As an owner of a Palma, I wish it had sim support. Battery is excellent, reading is really nice, and the ability to setup 2FA apps is sweet. If I could make phone calls and tether other devices to a mobile through it, it would be perfect. Right now, it’s in an awkward place of being an amazing e-reader with network capabilities, and a really compact footprint.
It makes me hope that Boox is using the Palma as a test device to see if there’s market. At the same time, I know not to hold my breath.
God I wish I could justify the price of a Palma. It makes a ton of sense for me, since 80% of my time on my phone is reading of some form.
If it had a headphone jack, I would strongly consider buying a dumb phone for calls and text and using a Palma as my main device.
Ah I see, if the Palma had a SIM + headphone jack it would've been close in terms of dream phone. Headphone jack would've been nice just because I don't think it has a built-in speaker and just has a mic? Would be a hassle setting up bt headphones every time you had to pick up a call
Can the Palma handle 2FA apps?
I have 2FA apps working on my Palma without issue. The Palma has 2 speakers and a microphone, but I cannot comment on quality. It also has Bluetooth, so if you want to setup headphones/earbuds/headset, you can. Yet again, I cannot comment on the Bluetooth, speaker, or microphone quality. I can say that the camera quality is quite poor, and if I’m remembering properly, requires you to use a “document scanner” app since there’s no dedicated app for just “photos”.
It really feels like 80% of my dream “simple” phone. Less distractions, still capable, long battery. The issue for me will continue to be the lack of sim support. I guess you could get away with having a dumb phone to act as a wireless network tether, but that seems like it would defeat the goal of simplicity since you’d have to carry around and constantly mess with two devices.
Ah I see, would you know if the Palma can handle messaging apps like Whatsapp or Signal?
I remember ogling Hisense A7 (or rather A7CC) once, but nothing came out of it. Color e-ink. It's fairly outdated by now, though. Still, an interesting device.

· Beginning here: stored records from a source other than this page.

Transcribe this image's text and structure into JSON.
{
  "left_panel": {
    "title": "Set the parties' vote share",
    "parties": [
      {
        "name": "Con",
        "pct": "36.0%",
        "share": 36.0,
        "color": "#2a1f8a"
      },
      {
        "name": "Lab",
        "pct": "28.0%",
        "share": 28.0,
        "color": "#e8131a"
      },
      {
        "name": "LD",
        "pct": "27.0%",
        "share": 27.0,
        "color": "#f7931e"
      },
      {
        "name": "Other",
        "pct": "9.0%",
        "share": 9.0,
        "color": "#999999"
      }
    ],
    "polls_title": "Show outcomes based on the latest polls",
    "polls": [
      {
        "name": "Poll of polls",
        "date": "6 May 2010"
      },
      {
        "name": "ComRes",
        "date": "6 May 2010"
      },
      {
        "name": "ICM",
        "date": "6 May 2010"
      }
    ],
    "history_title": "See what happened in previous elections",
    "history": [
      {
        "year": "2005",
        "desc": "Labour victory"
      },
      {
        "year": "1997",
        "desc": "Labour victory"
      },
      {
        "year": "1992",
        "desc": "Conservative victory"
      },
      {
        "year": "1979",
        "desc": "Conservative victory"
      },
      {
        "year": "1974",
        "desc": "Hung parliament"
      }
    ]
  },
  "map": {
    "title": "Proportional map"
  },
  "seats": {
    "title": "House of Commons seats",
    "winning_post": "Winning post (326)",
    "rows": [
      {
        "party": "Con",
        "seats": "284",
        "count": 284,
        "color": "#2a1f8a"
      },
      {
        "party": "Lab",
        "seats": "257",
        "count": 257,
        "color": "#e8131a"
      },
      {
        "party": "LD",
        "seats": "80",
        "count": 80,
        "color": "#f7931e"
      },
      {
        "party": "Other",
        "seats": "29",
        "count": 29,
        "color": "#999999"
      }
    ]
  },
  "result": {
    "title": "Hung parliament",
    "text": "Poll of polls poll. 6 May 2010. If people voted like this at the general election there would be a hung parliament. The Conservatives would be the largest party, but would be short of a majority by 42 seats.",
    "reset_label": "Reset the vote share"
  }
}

I feel like e-ink displays would comeback again one day, wasn't it a big issue with patents or something which restricted them? Having a secondary e-ink monitor could still be a big thing in the future
Not sure about patents, but quite likely. Phones would cross a major viability threshold once 24+ fps e-ink becomes affordable, for one.
More competition is always good, Kindle Scribe/Remarkable/Boox/Supernote + all the Chinese companies operating, hopefully we get to see good innovations this decade
The problem, as I understand it, in e-readers, is that you aren't truly looking at competition as they all (or the vast majority of them?) use the same screens, so there's really only so much any individual company can do to innovate.